* * *
The story begins, as most of mine do, with a moment of terror. Humans have
evolved for millennia to be scared of large groups of animals that all, collectively, have
their eyes trained on you. We react with spikes of adrenaline, sweating, shaking, our
fight-or-flight reflexes kicking in full speed ahead; to be in this situation, alone, was often
the precursor to a grisly death at the teeth and claws of a pack of wolves. Of course,
this is why so many people are terrified of public speaking, and this is what I do every
day, along with thousands of teachers around the country and around the world. We
stare down our fears and proceed, because it doesn’t really get any easier, no matter
how much we wish it would. And when this evolutionary panic is combined with the
anger and frustration of being the one trying to share the most “important” of information
and having no one listen (the audience, of course, probably regards me as the
homeless man on the corner, raving about the end of the world), well, it’s quite the
powerful cocktail of emotion. We end up a good ways down the path to burnout, and it’s
difficult to see the way back.
So, the story begins with me, as usual, trying to fight back a rising wall of panic,
feeling cornered in a room of thirty high school juniors, feeling like this every day, and
the edge never really wearing off. It sounds insane to call these my happy moments,
but they are—the moments when I’m trying to outrun my own pounding pulse and share
bits of wisdom from the ages. But spending six to eight hours a day feeling like I was
running for my life, well, that’s not sustainable, not for the long-term. I had to find a way
to adapt, to survive, because as difficult as it is for me to simply be in the room with and
be responsible for so many young lives and minds, I cannot imagine spending my life
doing anything else. There had to be another way, a way that was less overwhelming, a
way that felt better to me, more peaceful, less like slow death, a way, more importantly,
that engaged kids. Because, of course, when students are working on something that
interests them, they aren’t staring at me. I had to do something different.

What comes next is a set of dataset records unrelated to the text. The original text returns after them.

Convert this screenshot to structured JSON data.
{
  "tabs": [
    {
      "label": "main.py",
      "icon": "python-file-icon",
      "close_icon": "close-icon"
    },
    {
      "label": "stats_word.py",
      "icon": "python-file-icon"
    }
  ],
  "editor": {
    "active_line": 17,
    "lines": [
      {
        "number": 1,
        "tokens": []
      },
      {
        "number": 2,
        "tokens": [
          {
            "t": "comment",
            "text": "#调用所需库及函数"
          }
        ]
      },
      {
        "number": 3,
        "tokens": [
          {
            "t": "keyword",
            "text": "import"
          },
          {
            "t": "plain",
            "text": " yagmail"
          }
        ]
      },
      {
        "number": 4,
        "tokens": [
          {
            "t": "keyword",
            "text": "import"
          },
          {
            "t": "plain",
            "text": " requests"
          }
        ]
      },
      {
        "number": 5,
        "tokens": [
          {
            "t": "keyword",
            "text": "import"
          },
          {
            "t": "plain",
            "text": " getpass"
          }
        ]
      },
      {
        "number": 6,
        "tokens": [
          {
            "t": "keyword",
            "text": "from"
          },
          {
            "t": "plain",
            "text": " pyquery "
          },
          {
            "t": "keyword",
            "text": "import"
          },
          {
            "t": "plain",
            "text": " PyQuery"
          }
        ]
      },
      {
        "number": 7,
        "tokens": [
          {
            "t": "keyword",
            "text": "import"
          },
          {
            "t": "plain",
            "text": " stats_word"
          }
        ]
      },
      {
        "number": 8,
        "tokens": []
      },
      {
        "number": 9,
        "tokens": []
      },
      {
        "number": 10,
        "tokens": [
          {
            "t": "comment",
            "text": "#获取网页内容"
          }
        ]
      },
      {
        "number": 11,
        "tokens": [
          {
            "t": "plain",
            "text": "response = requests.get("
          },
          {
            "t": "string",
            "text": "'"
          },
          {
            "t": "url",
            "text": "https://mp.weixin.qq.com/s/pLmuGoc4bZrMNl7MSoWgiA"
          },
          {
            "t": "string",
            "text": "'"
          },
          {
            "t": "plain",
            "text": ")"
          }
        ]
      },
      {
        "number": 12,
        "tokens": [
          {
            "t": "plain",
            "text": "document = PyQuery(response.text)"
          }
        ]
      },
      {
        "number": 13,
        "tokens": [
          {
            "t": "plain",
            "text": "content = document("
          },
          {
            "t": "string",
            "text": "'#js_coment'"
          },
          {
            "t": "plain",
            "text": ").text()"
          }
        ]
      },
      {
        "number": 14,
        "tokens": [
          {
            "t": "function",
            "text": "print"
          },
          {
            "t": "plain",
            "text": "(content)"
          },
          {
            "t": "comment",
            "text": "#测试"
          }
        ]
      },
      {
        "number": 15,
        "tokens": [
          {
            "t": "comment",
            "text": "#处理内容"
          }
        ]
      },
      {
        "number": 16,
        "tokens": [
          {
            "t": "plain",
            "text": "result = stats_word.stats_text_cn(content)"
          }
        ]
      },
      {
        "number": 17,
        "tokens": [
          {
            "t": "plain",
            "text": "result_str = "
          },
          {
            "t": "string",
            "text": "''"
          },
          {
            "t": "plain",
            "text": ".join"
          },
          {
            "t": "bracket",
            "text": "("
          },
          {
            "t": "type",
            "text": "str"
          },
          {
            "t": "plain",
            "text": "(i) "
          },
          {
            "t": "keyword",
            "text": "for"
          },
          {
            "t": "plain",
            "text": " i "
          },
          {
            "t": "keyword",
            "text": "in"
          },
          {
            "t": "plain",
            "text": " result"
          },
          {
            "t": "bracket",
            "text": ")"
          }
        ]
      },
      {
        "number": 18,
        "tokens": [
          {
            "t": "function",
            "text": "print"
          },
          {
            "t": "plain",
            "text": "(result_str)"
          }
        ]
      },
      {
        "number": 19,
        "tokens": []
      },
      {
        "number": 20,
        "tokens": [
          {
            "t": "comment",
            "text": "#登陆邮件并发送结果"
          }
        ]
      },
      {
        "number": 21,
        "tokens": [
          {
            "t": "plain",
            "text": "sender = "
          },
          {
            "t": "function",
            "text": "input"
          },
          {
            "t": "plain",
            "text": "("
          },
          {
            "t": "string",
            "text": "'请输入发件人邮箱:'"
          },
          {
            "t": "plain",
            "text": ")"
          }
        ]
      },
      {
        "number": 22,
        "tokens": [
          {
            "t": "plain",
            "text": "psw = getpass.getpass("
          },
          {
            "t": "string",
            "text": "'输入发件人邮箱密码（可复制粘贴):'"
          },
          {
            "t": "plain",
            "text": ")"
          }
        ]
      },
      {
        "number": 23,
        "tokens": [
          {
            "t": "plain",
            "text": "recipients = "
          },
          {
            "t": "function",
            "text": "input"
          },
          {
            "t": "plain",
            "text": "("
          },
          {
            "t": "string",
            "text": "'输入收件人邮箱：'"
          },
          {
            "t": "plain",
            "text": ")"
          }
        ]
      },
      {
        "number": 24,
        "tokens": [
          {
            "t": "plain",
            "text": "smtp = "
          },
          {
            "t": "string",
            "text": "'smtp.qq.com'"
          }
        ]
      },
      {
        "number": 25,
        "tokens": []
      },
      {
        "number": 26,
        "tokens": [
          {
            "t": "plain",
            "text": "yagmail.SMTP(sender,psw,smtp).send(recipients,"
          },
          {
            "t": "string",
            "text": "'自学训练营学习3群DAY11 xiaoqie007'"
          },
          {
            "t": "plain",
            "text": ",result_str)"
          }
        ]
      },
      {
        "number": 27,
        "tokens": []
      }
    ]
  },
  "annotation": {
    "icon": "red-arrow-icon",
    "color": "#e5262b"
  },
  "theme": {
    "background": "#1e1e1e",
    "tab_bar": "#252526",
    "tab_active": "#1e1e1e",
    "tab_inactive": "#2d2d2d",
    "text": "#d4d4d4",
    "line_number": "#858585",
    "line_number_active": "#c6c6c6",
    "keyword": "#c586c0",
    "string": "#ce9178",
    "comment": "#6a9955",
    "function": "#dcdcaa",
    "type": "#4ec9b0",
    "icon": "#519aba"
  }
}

This is my something different.
I write this, then, partly as an explanation, partly as justification, partly as a
coming-to-terms with my own thoughts and my own teacher-demons, and partly as an
invective against the “way things have always been done.” We know, and have for a
while, that what many of us do in the classroom isn’t engaging to students—and though
I have heard many teachers say that our job is to teach, not entertain, my belief is that
we have to do better. We don’t have to put on clown noses and do the happy dance,
but we do have the responsibility to create curricula that meets students where they are,
and we have to be clear about the skills we want them to be responsible for. And we
need to be honest about the best ways to get them there.